Bettina Uhlich: NextGen IT ist für uns der strategische Rahmen für Innovationen in unserer IT mit den drei Säulen Business Integration, Organisation und Architektur. Wir sprechen nicht mehr über Funktionen in der IT, sondern über Produkte – genau wie unsere Partner im Business. Wir arbeiten nicht mehr in einer funktionalen IT-Organisation, sondern in einer produktorientierten mit klarer Ende-zu-Ende-Verantwortung.
End-to-End-Verantwortung klingt gut, ist aber meist kein Selbstläufer. Was sind die kritischen Erfolgsfaktoren für die Umsetzung im Alltag?
Bettina Uhlich: Erfolgskritisch ist für uns das gemeinsame Verständnis in der IT-Organisation. Für uns entscheidet nicht die einzelne Funktion, sondern ob unser Produkt den Anforderungen unserer internen Businesspartner entspricht. Dafür brauchen wir klare Verantwortungen über die IT-Funktionsbereiche hinweg – von Infrastruktur bis Softwareentwicklung. Wir sind nur dann erfolgreich, wenn das gemeinsame Endprodukt gut ankommt. Das treibt Motivation.

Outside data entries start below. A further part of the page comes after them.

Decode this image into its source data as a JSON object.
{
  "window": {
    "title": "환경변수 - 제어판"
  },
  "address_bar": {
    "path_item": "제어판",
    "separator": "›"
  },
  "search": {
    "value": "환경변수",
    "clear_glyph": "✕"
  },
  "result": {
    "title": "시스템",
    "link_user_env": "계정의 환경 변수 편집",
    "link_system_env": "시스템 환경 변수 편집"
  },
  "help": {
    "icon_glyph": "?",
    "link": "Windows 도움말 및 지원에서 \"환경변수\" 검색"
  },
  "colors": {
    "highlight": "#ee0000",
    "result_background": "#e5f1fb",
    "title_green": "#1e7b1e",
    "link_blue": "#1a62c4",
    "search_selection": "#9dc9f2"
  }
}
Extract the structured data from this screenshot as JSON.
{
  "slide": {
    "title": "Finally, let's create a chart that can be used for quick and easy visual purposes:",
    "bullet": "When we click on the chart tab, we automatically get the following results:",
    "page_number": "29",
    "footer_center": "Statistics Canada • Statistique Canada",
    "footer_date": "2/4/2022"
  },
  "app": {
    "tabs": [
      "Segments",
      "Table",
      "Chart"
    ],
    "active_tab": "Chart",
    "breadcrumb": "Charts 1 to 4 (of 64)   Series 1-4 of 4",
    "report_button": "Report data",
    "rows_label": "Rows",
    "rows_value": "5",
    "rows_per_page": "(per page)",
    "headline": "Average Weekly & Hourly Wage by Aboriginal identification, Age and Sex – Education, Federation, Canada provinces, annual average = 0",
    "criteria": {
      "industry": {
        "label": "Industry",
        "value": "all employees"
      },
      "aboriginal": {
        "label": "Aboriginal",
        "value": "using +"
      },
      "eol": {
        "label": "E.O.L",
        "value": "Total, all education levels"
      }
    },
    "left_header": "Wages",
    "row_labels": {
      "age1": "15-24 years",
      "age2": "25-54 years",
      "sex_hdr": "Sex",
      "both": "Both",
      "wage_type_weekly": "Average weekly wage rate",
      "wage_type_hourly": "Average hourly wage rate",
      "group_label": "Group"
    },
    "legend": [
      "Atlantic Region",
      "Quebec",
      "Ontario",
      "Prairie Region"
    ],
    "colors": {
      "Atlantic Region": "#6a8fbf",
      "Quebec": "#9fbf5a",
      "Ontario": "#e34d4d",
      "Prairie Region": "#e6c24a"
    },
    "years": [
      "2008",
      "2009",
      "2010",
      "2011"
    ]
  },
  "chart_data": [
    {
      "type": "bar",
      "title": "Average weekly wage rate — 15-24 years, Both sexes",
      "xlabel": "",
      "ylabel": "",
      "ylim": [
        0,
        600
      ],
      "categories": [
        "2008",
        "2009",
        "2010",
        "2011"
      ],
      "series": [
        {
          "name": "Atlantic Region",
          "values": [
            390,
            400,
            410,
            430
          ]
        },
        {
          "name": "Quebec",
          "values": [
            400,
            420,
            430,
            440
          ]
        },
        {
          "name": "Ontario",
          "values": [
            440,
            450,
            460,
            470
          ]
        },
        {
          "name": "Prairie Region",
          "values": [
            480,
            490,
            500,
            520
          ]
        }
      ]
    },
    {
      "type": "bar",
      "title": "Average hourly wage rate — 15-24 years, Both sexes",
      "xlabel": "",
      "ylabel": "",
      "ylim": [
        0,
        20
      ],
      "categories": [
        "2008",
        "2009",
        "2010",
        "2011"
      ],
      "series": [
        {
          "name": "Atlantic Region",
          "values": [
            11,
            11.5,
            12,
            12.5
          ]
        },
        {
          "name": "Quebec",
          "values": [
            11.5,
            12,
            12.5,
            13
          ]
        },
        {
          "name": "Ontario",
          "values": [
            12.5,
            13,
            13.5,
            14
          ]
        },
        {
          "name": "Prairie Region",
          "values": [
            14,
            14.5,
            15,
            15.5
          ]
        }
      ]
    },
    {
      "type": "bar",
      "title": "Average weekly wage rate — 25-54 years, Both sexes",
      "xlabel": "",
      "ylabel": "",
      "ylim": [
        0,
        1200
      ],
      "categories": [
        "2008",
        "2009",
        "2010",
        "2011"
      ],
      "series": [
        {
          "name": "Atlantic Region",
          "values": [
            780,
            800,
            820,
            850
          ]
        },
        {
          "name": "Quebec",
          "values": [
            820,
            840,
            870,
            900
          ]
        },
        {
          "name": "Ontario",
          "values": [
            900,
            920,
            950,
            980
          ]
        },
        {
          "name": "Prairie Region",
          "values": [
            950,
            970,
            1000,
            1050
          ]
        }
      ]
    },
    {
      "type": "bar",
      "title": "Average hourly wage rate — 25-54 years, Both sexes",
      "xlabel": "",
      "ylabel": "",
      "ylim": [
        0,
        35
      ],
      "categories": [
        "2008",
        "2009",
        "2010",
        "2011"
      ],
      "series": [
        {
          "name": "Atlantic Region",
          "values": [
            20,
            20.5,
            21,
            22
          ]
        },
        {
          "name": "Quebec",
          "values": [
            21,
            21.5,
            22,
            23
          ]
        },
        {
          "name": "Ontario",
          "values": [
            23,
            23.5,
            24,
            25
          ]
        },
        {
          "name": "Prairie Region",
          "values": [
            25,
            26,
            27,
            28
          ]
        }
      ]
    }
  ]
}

Also Motivation durch Verantwortung? Was antworten Sie Ihren Mitarbeitern im Changeprozess auf die Frage „What’s in for me?“
Bettina Uhlich: Für meine Mitarbeiter wächst die gemeinsame Freude. Wenn die Anwender sagen, es funktioniert nicht, bringt es auch nichts, wenn wir meinen, wir hätten ein tolles Projekt abgeliefert – in time, in budget, in scope. Wenn wir aber gutes Feedback bekommen, motiviert das alle IT-Mitarbeiter, die am Gesamtergebnis mitgearbeitet haben.
Wie begegnen Sie Skeptikern, die Angst davor haben, ihren Job zu verlieren, und glauben, wir bewegten uns auf einem Kampf Mensch gegen Maschine zu?
Bettina Uhlich: Das ist für mich Unsinn. Wir haben ja auch keinen Kampf Pferd gegen Auto. Maschinen haben keinen Selbstzweck. Sie werden sich keine Gefühle aneignen. Wir können uns Maschinen zunutze machen, um uns von alltäglichen Routinearbeiten zu befreien – vom Lastentragen wie in der Logistik zum Beispiel und auch von Dingen, die uns langweilen.
Was begeistert Sie persönlich an der Digitalisierung?
Bettina Uhlich: Mich begeistert, die Komplexität, die uns umgibt, ganz einfach vermitteln zu können und so allen Menschen Zugang zu Informationen und Applikationen zu gewähren. Egal wie kompliziert die Anwendungen im Hintergrund sind: Die Bedienung wird kinderleicht. Mich begeistern die leuchtenden Augen wie die meiner Mutter, die mit fast 80 Jahren zum WhatsApp-Fan wurde und so an einem zentralen Teil des Familienalltags mit ihren Kindern und Enkeln teilhaben kann.